Verena Freyschmidt
In both Greek (physis) and Latin (natura), nature signifies that which is essential to every being from the moment of its coming into existence. In terms of his vital existence, the human being is therefore himself a part of nature, which in its totality—comprising all immediate reality, all things and events in their holistic interrelation—formally embodies being as such.
Nature and spirit stand in polar opposition, yet are at the same time intrinsically connected. The philosophical concept of spirit as it is used today, in this polarity to nature, emerged during the era of Romanticism and Idealism. Hegel had already suggested that nature is a concealed and powerless form of spirit, whereas Kant, by contrast, described nature as the existence and totality of all things insofar as they can be objects of our senses and thus of experience.
Nature, then, is that which conditions us, while spirit establishes the conditions that bring us into relation with one another through the formation of art and culture, civilization, ethos, and morality. With regard to art, Kant writes perceptively: “In a product of fine art one must become aware that it is art and not nature; yet the purposiveness in its form must seem as free from all constraint of arbitrary rules as if it were a product of mere nature.”*
Verena Freyschmidt’s works are shaped by these conditions. Her paper cuttings and diverse material prints refer less to a romanticism of nature, to an unreflective experience of nature or to representational intentions, than to the inherent orders that reside within it. These structures form the foundation of her exploratory working method, which nevertheless does not exclude notions such as longing, melancholy, and memory.
Freyschmidt develops and investigates her experience of the world—and of nature and its essence—through extensive travels to distant cultures as well as through walks in the natural surroundings close to the artist herself. Crucially, however, Freyschmidt does not depict nature as such; rather, she appropriates what is essential from nature and from the natural. In doing so, she also explores the inner nature of the human being—her own nature—which, as it were, is guided by her spirit. For although her studio practice is detached from the external environment, it is no less natural.
At the outset, Freyschmidt proceeds in a manner similar to écriture automatique, initially allowing autonomous, self-determined structures to grow, which she subsequently reworks and condenses. She thus first places something natural, something unconscious, something in a sense foreign and unknown to her onto paper or other surfaces, which she later further elaborates, intensifies, and compresses.
The processual character of Freyschmidt’s works is therefore an essential component of the connection between spirit and nature. The formal structures she creates through material printing, color gradients and streaks, traces of paint and splashes, crystallize in this process of chance into the trail of her artistic inquiry. It is as though the artist learns to read these applications of color, partially unveiling the secret they contain, and then responding to them, entering into correspondence with them. Freyschmidt strives to answer these structures—initially formed by the nature of chance—through conscious and concentrated interventions with brush, paint, and ink pen, extending, connecting or separating, opening or fluidly interweaving these abstract forms, in effect granting them a kind of diction. The scalpel, too, finds its place in this process: guided by the artist’s hand, it removes all superfluous material from the support, creating openings and passages. It is a searching and simultaneous exploration of what lies behind things, behind these structures.

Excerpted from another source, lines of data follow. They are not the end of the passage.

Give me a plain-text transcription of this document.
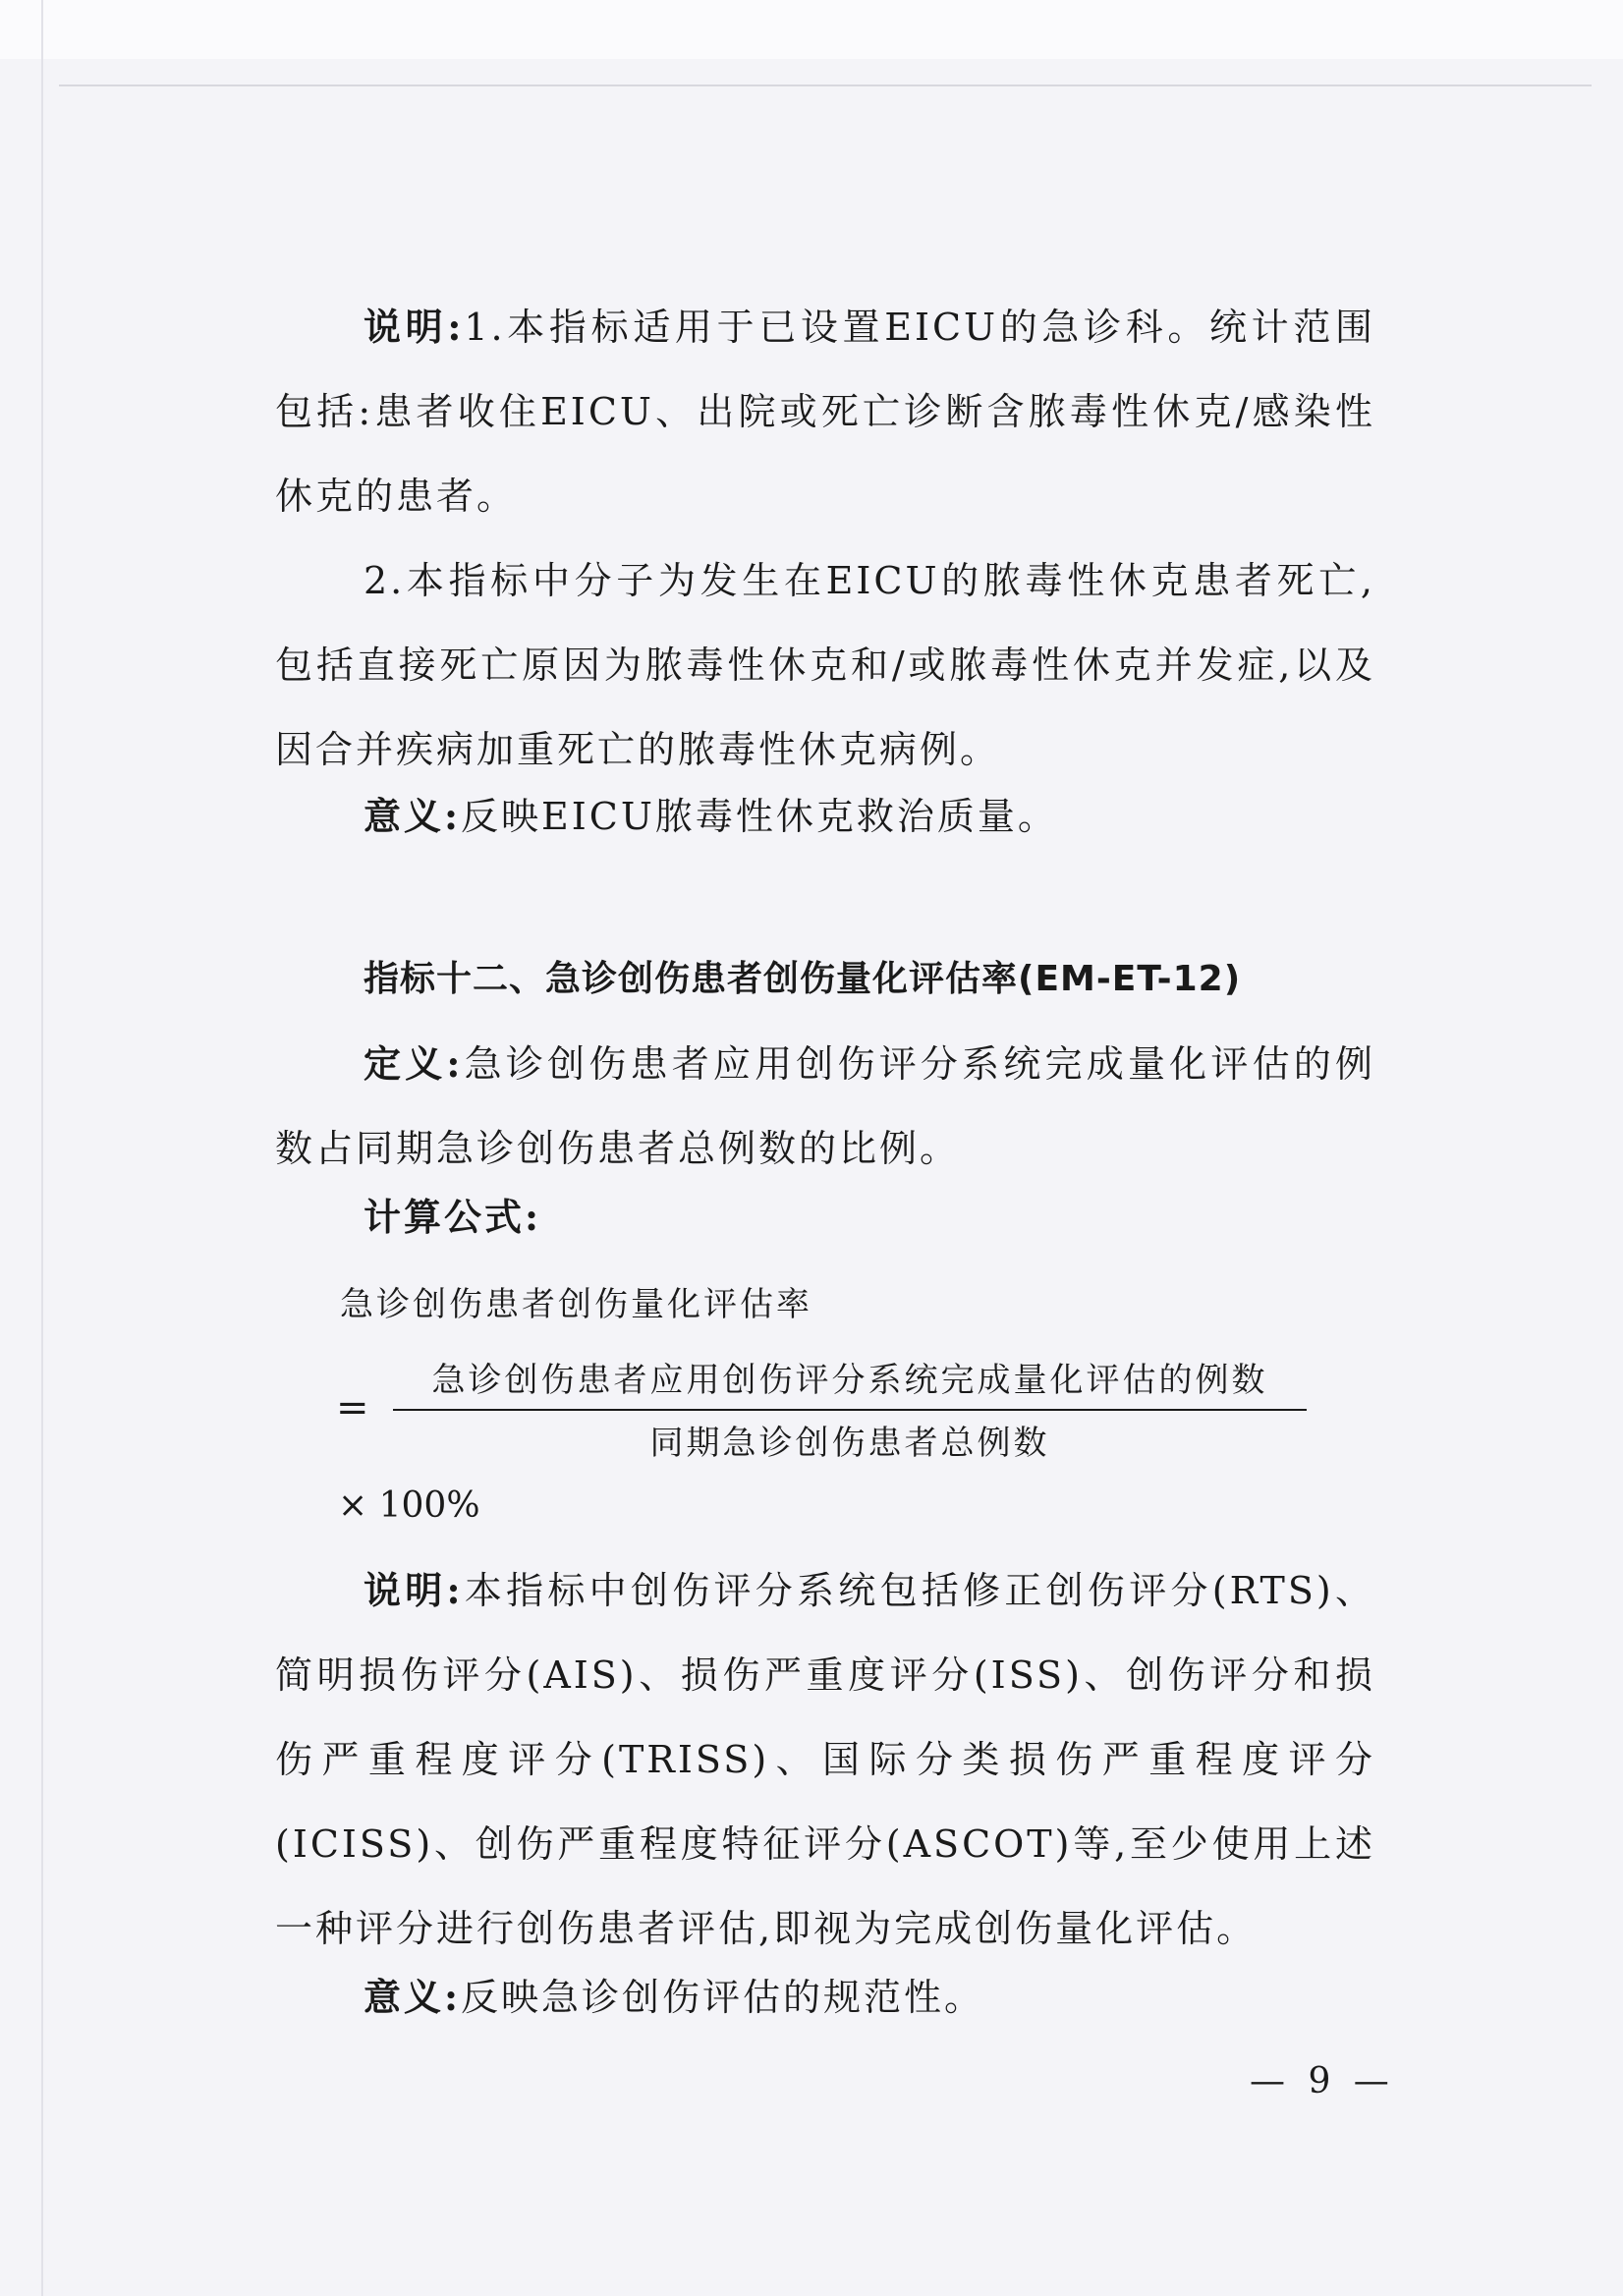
说明:1.本指标适用于已设置EICU的急诊科。统计范围包括:患者收住EICU、出院或死亡诊断含脓毒性休克/感染性休克的患者。

2.本指标中分子为发生在EICU的脓毒性休克患者死亡,包括直接死亡原因为脓毒性休克和/或脓毒性休克并发症,以及因合并疾病加重死亡的脓毒性休克病例。

意义:反映EICU脓毒性休克救治质量。

指标十二、急诊创伤患者创伤量化评估率(EM-ET-12)

定义:急诊创伤患者应用创伤评分系统完成量化评估的例数占同期急诊创伤患者总例数的比例。

计算公式:

急诊创伤患者创伤量化评估率
=
急诊创伤患者应用创伤评分系统完成量化评估的例数
同期急诊创伤患者总例数
× 100%

说明:本指标中创伤评分系统包括修正创伤评分(RTS)、简明损伤评分(AIS)、损伤严重度评分(ISS)、创伤评分和损伤严重程度评分(TRISS)、国际分类损伤严重程度评分(ICISS)、创伤严重程度特征评分(ASCOT)等,至少使用上述一种评分进行创伤患者评估,即视为完成创伤量化评估。

意义:反映急诊创伤评估的规范性。

— 9 —
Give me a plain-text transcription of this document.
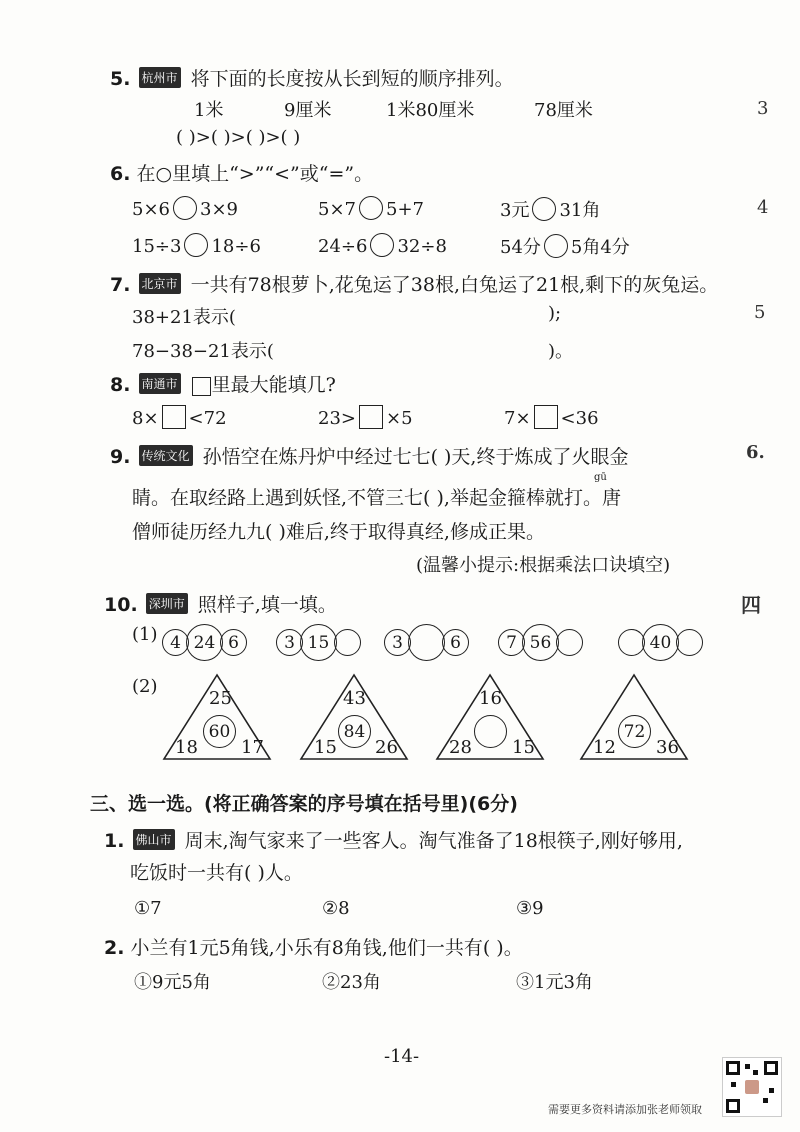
5. 杭州市 将下面的长度按从长到短的顺序排列。
1米	9厘米	1米80厘米	78厘米
( )>( )>( )>( )
6. 在○里填上“>”“<”或“=”。
5×6 3×9	5×7 5+7	3元 31角
15÷3 18÷6	24÷6 32÷8	54分 5角4分
7. 北京市 一共有78根萝卜,花兔运了38根,白兔运了21根,剩下的灰兔运。
38+21表示(	);
78−38−21表示(	)。
8. 南通市 里最大能填几?
8× <72	23> ×5	7× <36
9. 传统文化 孙悟空在炼丹炉中经过七七( )天,终于炼成了火眼金
gū
睛。在取经路上遇到妖怪,不管三七( ),举起金箍棒就打。唐
僧师徒历经九九( )难后,终于取得真经,修成正果。
(温馨小提示:根据乘法口诀填空)
10. 深圳市 照样子,填一填。
(1) 4 24 6	3 15	3	6	7 56	40
(2)
25
60
18 17
43
84
15 26
16
28 15
72
12 36
三、选一选。(将正确答案的序号填在括号里)(6分)
1. 佛山市 周末,淘气家来了一些客人。淘气准备了18根筷子,刚好够用,
吃饭时一共有( )人。
①7	②8	③9
2. 小兰有1元5角钱,小乐有8角钱,他们一共有( )。
①9元5角	②23角	③1元3角
3
4
5
6.
四
-14-
需要更多资料请添加张老师领取
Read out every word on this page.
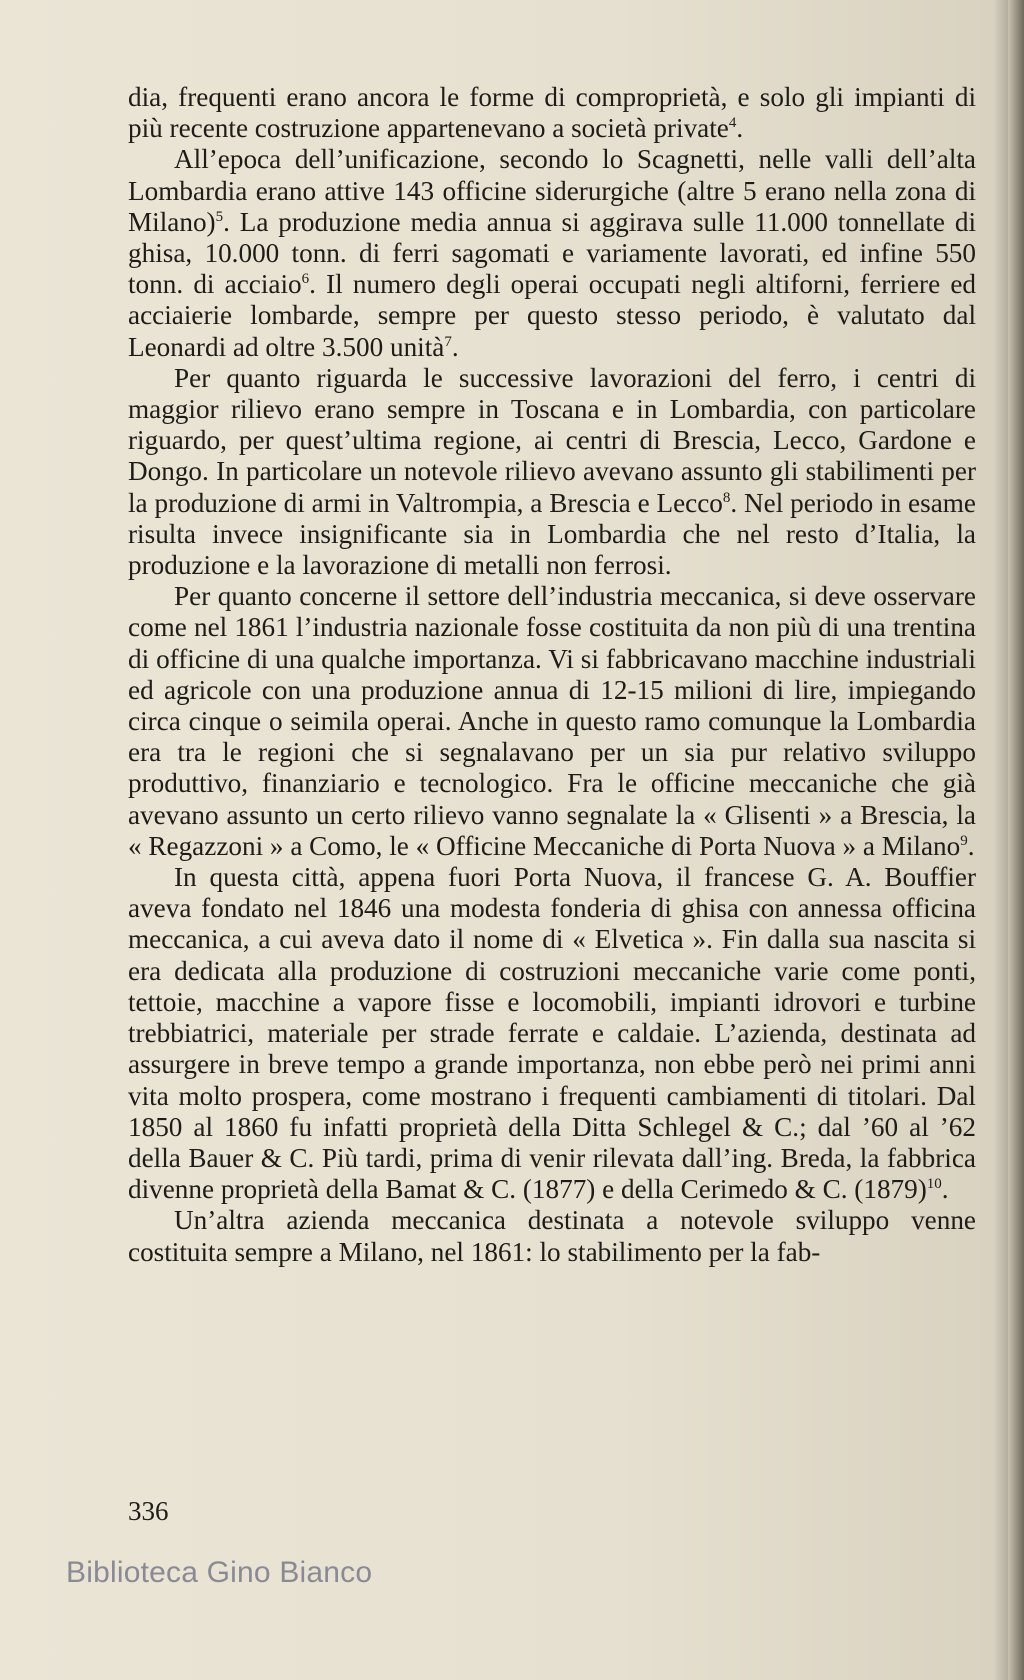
dia, frequenti erano ancora le forme di comproprietà, e solo gli impianti di più recente costruzione appartenevano a società private$^4$.

All’epoca dell’unificazione, secondo lo Scagnetti, nelle valli dell’alta Lombardia erano attive 143 officine siderurgiche (altre 5 erano nella zona di Milano)$^5$. La produzione media annua si aggirava sulle 11.000 tonnellate di ghisa, 10.000 tonn. di ferri sagomati e variamente lavorati, ed infine 550 tonn. di acciaio$^6$. Il numero degli operai occupati negli altiforni, ferriere ed acciaierie lombarde, sempre per questo stesso periodo, è valutato dal Leonardi ad oltre 3.500 unità$^7$.

Per quanto riguarda le successive lavorazioni del ferro, i centri di maggior rilievo erano sempre in Toscana e in Lombardia, con particolare riguardo, per quest’ultima regione, ai centri di Brescia, Lecco, Gardone e Dongo. In particolare un notevole rilievo avevano assunto gli stabilimenti per la produzione di armi in Valtrompia, a Brescia e Lecco$^8$. Nel periodo in esame risulta invece insignificante sia in Lombardia che nel resto d’Italia, la produzione e la lavorazione di metalli non ferrosi.

Per quanto concerne il settore dell’industria meccanica, si deve osservare come nel 1861 l’industria nazionale fosse costituita da non più di una trentina di officine di una qualche importanza. Vi si fabbricavano macchine industriali ed agricole con una produzione annua di 12-15 milioni di lire, impiegando circa cinque o seimila operai. Anche in questo ramo comunque la Lombardia era tra le regioni che si segnalavano per un sia pur relativo sviluppo produttivo, finanziario e tecnologico. Fra le officine meccaniche che già avevano assunto un certo rilievo vanno segnalate la « Glisenti » a Brescia, la « Regazzoni » a Como, le « Officine Meccaniche di Porta Nuova » a Milano$^9$.

In questa città, appena fuori Porta Nuova, il francese G. A. Bouffier aveva fondato nel 1846 una modesta fonderia di ghisa con annessa officina meccanica, a cui aveva dato il nome di « Elvetica ». Fin dalla sua nascita si era dedicata alla produzione di costruzioni meccaniche varie come ponti, tettoie, macchine a vapore fisse e locomobili, impianti idrovori e turbine trebbiatrici, materiale per strade ferrate e caldaie. L’azienda, destinata ad assurgere in breve tempo a grande importanza, non ebbe però nei primi anni vita molto prospera, come mostrano i frequenti cambiamenti di titolari. Dal 1850 al 1860 fu infatti proprietà della Ditta Schlegel & C.; dal ’60 al ’62 della Bauer & C. Più tardi, prima di venir rilevata dall’ing. Breda, la fabbrica divenne proprietà della Bamat & C. (1877) e della Cerimedo & C. $(1879)^{10}$.

Un’altra azienda meccanica destinata a notevole sviluppo venne costituita sempre a Milano, nel 1861: lo stabilimento per la fab-

336
Biblioteca Gino Bianco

The completed works now appear like memories of a language of nature that is at times capable of speaking to us—an articulation we may not always fully understand, yet one we can nonetheless experience and feel with equal intensity.
Through her work, Verena Freyschmidt thus accomplishes something extraordinary: she not only unites in her artistic practice but also renders sensually and vividly tangible the supposed opposites of nature and spirit. Ultimately, she creates an art that is at once nature and art. Immanuel Kant would surely have appreciated her.
Immanuel Kant, The Three Critiques, Stuttgart, 1975, pp. 302–303.